Waldmann stellt den knappen Sätzen ein Tanzpaar entgegen. Sie, sich aktiv bewegend, er passiv, fast bewegungslos. Durch gezieltes Licht sind oft nur einzelne Partien der Körper sichtbar. Sprachliche Nahaufnahmen verbinden sich mit Körper-Close-ups, ohne Verdoppelung. Und das Liegen produziert einen Dämmerzustand zwischen Unschuld und Peepshow.

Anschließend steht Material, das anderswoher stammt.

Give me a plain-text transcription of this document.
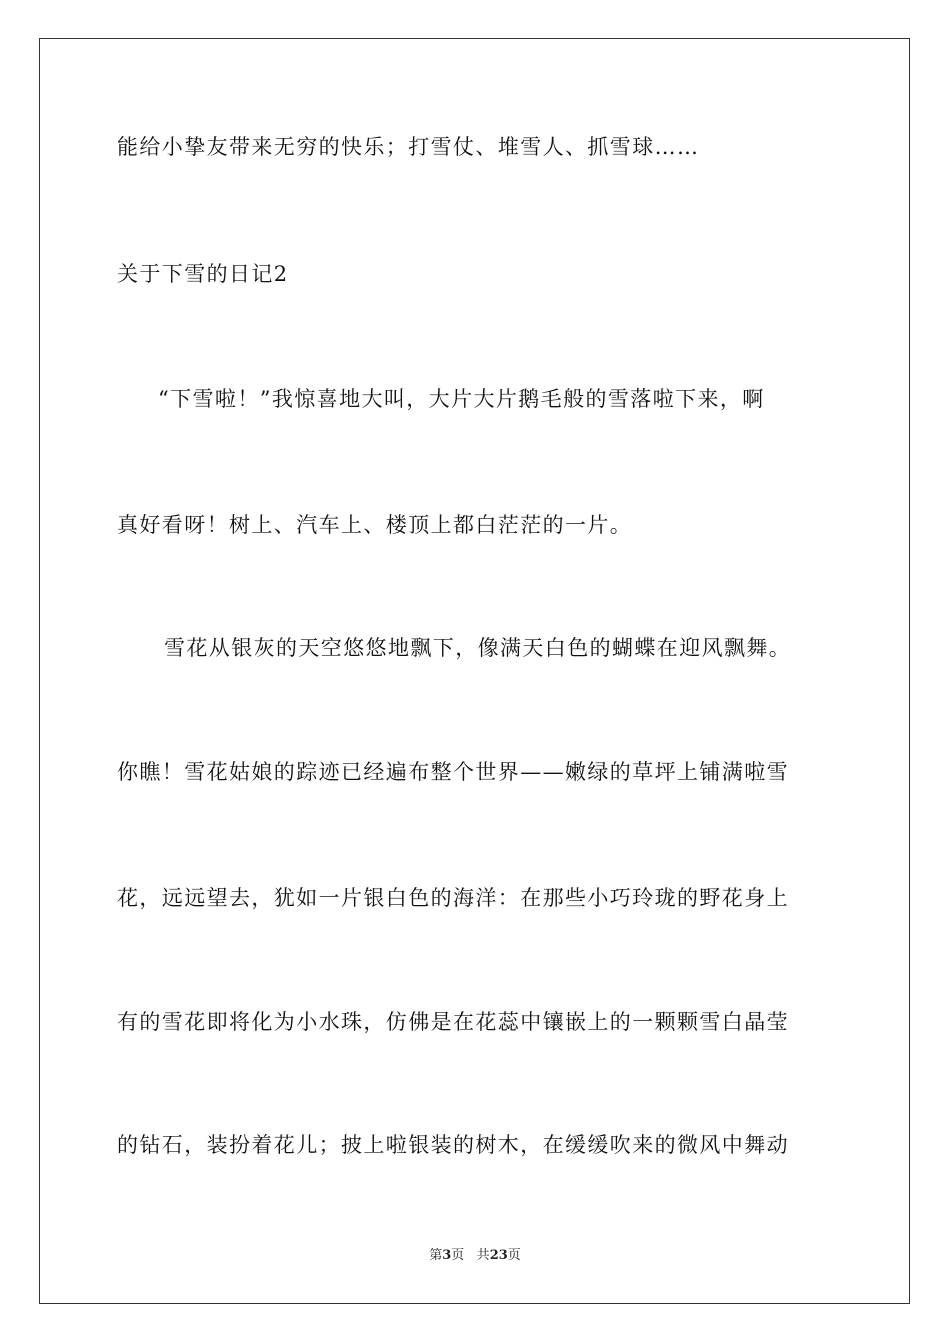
能给小挚友带来无穷的快乐；打雪仗、堆雪人、抓雪球……
关于下雪的日记2
“下雪啦！”我惊喜地大叫，大片大片鹅毛般的雪落啦下来，啊
真好看呀！树上、汽车上、楼顶上都白茫茫的一片。
雪花从银灰的天空悠悠地飘下，像满天白色的蝴蝶在迎风飘舞。
你瞧！雪花姑娘的踪迹已经遍布整个世界——嫩绿的草坪上铺满啦雪
花，远远望去，犹如一片银白色的海洋：在那些小巧玲珑的野花身上
有的雪花即将化为小水珠，仿佛是在花蕊中镶嵌上的一颗颗雪白晶莹
的钻石，装扮着花儿；披上啦银装的树木，在缓缓吹来的微风中舞动
第3页 共23页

Tiefes Mißtrauen gegenüber dem Schauspieler als Gefühls- und Sinntransporteur eint alle Regisseure des Festivals. Während Waldmann aufs äußerste reduzierte Bewegungschiffren anbietet, die ihre erotische Zuordnung ausschließlich aus dem Kontext beziehen, setzt Stefan Pucher seine Akteure als multimediale Darsteller ein. Die Körper können Projektionsfläche für Dias sein, oder Cover-Medium für den Rock 'n' Roll- Spirit der letzten drei Dekaden.

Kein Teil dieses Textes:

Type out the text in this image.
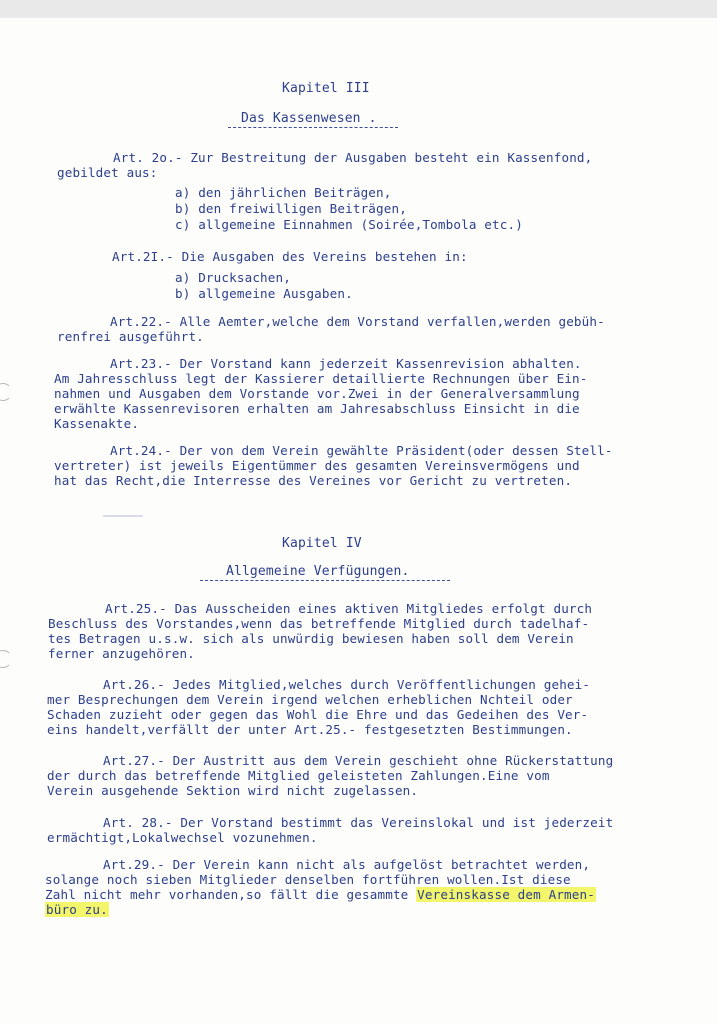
Kapitel III
Das Kassenwesen .
Art. 2o.- Zur Bestreitung der Ausgaben besteht ein Kassenfond,
gebildet aus:
a) den jährlichen Beiträgen,
b) den freiwilligen Beiträgen,
c) allgemeine Einnahmen (Soirée,Tombola etc.)
Art.2I.- Die Ausgaben des Vereins bestehen in:
a) Drucksachen,
b) allgemeine Ausgaben.
Art.22.- Alle Aemter,welche dem Vorstand verfallen,werden gebüh-
renfrei ausgeführt.
Art.23.- Der Vorstand kann jederzeit Kassenrevision abhalten.
Am Jahresschluss legt der Kassierer detaillierte Rechnungen über Ein-
nahmen und Ausgaben dem Vorstande vor.Zwei in der Generalversammlung
erwählte Kassenrevisoren erhalten am Jahresabschluss Einsicht in die
Kassenakte.
Art.24.- Der von dem Verein gewählte Präsident(oder dessen Stell-
vertreter) ist jeweils Eigentümmer des gesamten Vereinsvermögens und
hat das Recht,die Interresse des Vereines vor Gericht zu vertreten.
Kapitel IV
Allgemeine Verfügungen.
Art.25.- Das Ausscheiden eines aktiven Mitgliedes erfolgt durch
Beschluss des Vorstandes,wenn das betreffende Mitglied durch tadelhaf-
tes Betragen u.s.w. sich als unwürdig bewiesen haben soll dem Verein
ferner anzugehören.
Art.26.- Jedes Mitglied,welches durch Veröffentlichungen gehei-
mer Besprechungen dem Verein irgend welchen erheblichen Nchteil oder
Schaden zuzieht oder gegen das Wohl die Ehre und das Gedeihen des Ver-
eins handelt,verfällt der unter Art.25.- festgesetzten Bestimmungen.
Art.27.- Der Austritt aus dem Verein geschieht ohne Rückerstattung
der durch das betreffende Mitglied geleisteten Zahlungen.Eine vom
Verein ausgehende Sektion wird nicht zugelassen.
Art. 28.- Der Vorstand bestimmt das Vereinslokal und ist jederzeit
ermächtigt,Lokalwechsel vozunehmen.
Art.29.- Der Verein kann nicht als aufgelöst betrachtet werden,
solange noch sieben Mitglieder denselben fortführen wollen.Ist diese
Zahl nicht mehr vorhanden,so fällt die gesammte Vereinskasse dem Armen-
büro zu.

Seine Produktion „Zombie“ aus dem Frankfurter TAT betreibt Cultural Studies mit Techno-Dramaturgie. Der mit Wort- und Musikzitaten aus der Popgeschichte scratchende DJ bestimmt den Rhythmus. Die Mythen der Retrogeneration liefern die Folie: Splatterfilme mit ihren Untoten und die genauso sarglebendigen Ikonen des Music-Business. Pucher, der selber lange als DJ arbeitete, stochert mit Lust in den Phänomenen der Massenkultur herum. Dabei regiert – nicht nur in dieser Produktion – der Medienmix. Die Bühne als virtueller Raum, wo man sich durch Zeiten, Partys und gesampelte Realitätsschnipsel klickt.

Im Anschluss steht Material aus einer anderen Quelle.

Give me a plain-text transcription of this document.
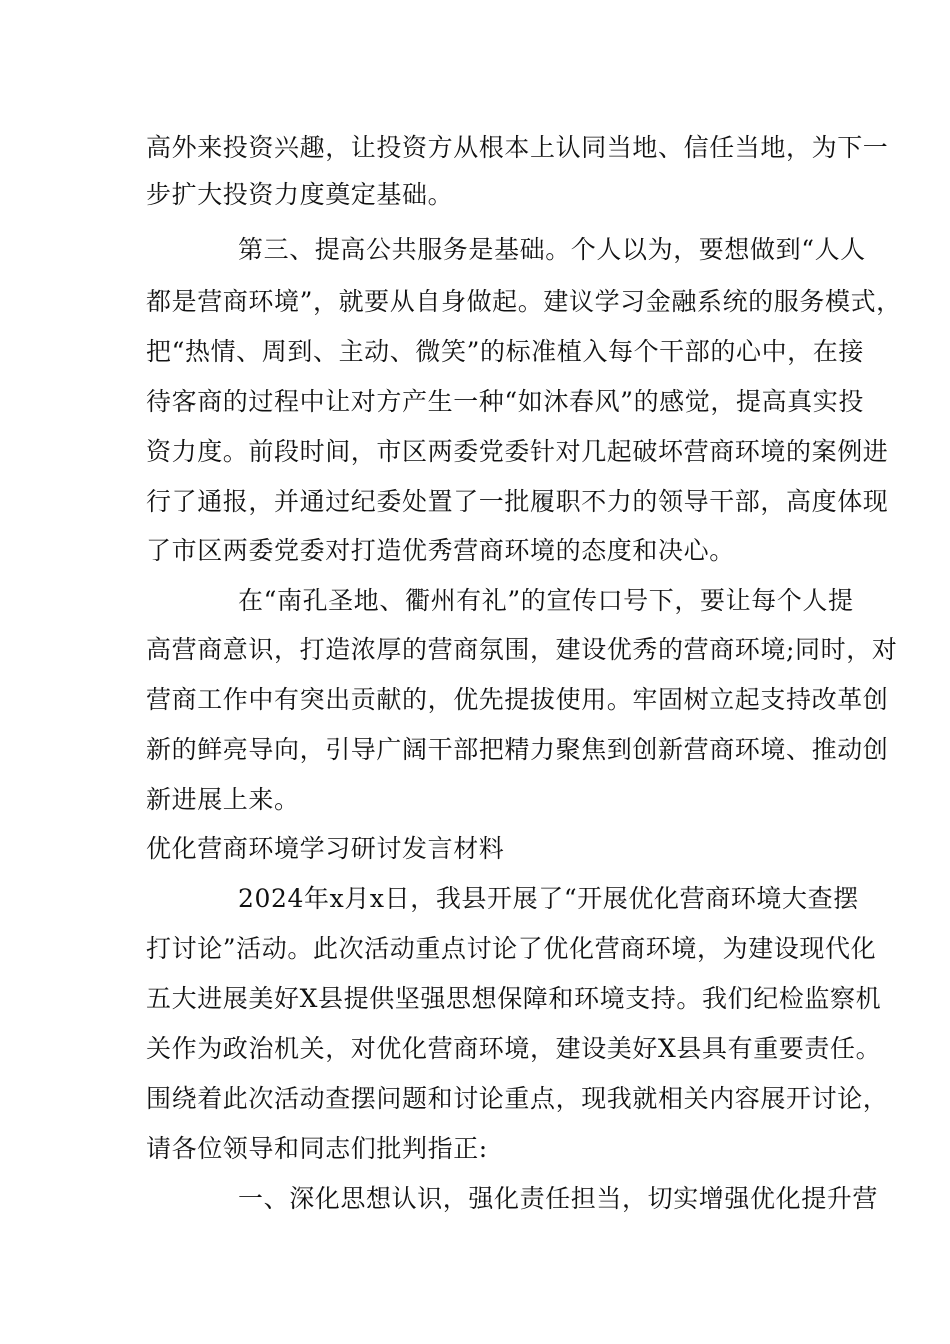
高外来投资兴趣，让投资方从根本上认同当地、信任当地，为下一
步扩大投资力度奠定基础。
第三、提高公共服务是基础。个人以为，要想做到“人人
都是营商环境”，就要从自身做起。建议学习金融系统的服务模式，
把“热情、周到、主动、微笑”的标准植入每个干部的心中，在接
待客商的过程中让对方产生一种“如沐春风”的感觉，提高真实投
资力度。前段时间，市区两委党委针对几起破坏营商环境的案例进
行了通报，并通过纪委处置了一批履职不力的领导干部，高度体现
了市区两委党委对打造优秀营商环境的态度和决心。
在“南孔圣地、衢州有礼”的宣传口号下，要让每个人提
高营商意识，打造浓厚的营商氛围，建设优秀的营商环境;同时，对
营商工作中有突出贡献的，优先提拔使用。牢固树立起支持改革创
新的鲜亮导向，引导广阔干部把精力聚焦到创新营商环境、推动创
新进展上来。
优化营商环境学习研讨发言材料
2024年x月x日，我县开展了“开展优化营商环境大查摆
打讨论”活动。此次活动重点讨论了优化营商环境，为建设现代化
五大进展美好X县提供坚强思想保障和环境支持。我们纪检监察机
关作为政治机关，对优化营商环境，建设美好X县具有重要责任。
围绕着此次活动查摆问题和讨论重点，现我就相关内容展开讨论，
请各位领导和同志们批判指正:
一、深化思想认识，强化责任担当，切实增强优化提升营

Splittertechnik auch beim Dresdener Zentrallaboratorium. „Thema Nr. 1 Rauschen“ rhythmisiert sich durch Zeitansagen, die Texte sind mit dem Zufallsprinzip aus den Zeitungsrubriken eines bestimmten Tages zusammengesetzt. Menschen gibt es in dieser fragmentarisierten Alltagscollage nur noch auf dem Monitor. Auf der Bühne führen batteriegetriebene Spielzeugfiguren ihr Eigenleben.

Versatzstücke von Trivialmythen und die Irritation der gewohnten Zuschauerhaltung: das ist der spannende wie innovative Link zwischen den Ansätzen. Und Hermann, der Teddy, jodelt dazu.

„Zombie“ von Stefan Pucher, heute um 21 und 23 Uhr (anschließend Party); „Thema Nr. 1. Rauschen“ vom Zentrallaboratorium, am 11.5. um 21 und 23 Uhr, sonstige Veranstaltungen erfragen, im Podewil, Klosterstraße 68–70, Mitte, Telefon: 24749777.